RELATOR(A): Desembargador DIOCLÉCIO SOUSA DA SILVA
EMENTA
PROCESSUAL CIVIL. APELAÇÃO CÍVEL. CONCURSO PÚBLICO. CONTRATOS TEMPORÁRIOS. ART. 37, IX, DA CF/1988. AUSÊNCIA DE NECESSIDADE TRANSITÓRIA DA ADMINISTRAÇÃO. ILEGALIDADE DEMONSTRADA. PRETERIÇÃO CARACTERIZADA. CANDIDATO CLASSIFICADO EM CONCURSO PÚBLICO. DEMONSTRAÇÃO INEQUÍVOCA DA NECESSIDADE DA ADMINISTRAÇÃO. DIREITO SUBJETIVO À NOMEAÇÃO. EXISTÊNCIA DE CONTRATAÇÃO PRECÁRIA. DIREITO À NOMEAÇÃO.
I. Trata-se de APELAÇÃO interposta contra sentença proferida nos autos da Ação nº 0824038-38.2020.8.18.0140 que a Candidata/Apelante propôs em face da FUNDAÇÃO MUNICIPAL DE SAÚDE DE TERESINA/PI, visando: “a procedência total da presente ação para determinar, em caráter definitivo, a nomeação e posse da autora ao cargo de Odontólogo PSF 40 horas, da Fundação Municipal de Saúde, do concurso público de Edital nº 01/2011”.

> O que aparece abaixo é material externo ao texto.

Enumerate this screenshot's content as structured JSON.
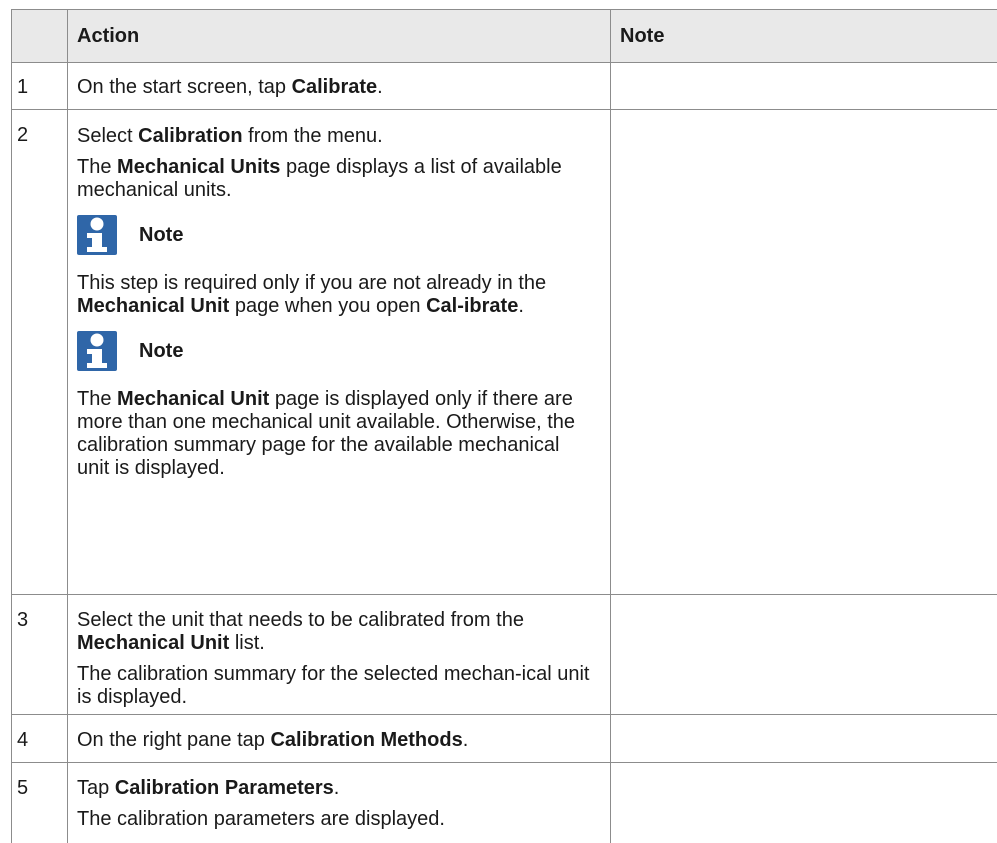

II. Diante das provas apresentadas pela autora resta demonstrado a existência de contratação precária para o cargo vindicado, vez que não se verifica nos documentos apresentados pela Fundação/Apelada a comprovação de justificativa legal para a contratação dos profissionais contratados precariamente.
III. Registre-se que os documentos apresentados pela Fundação/Apelada não demonstram a legalidade das contratações temporárias ante a necessidade de substituição de servidores licenciados.
IV. Da análise das provas dos autos, restando comprovado a existência de contratação precária no período de validade do concurso, entende-se que a expectativa de direito se transforma em direito subjetivo, como no caso.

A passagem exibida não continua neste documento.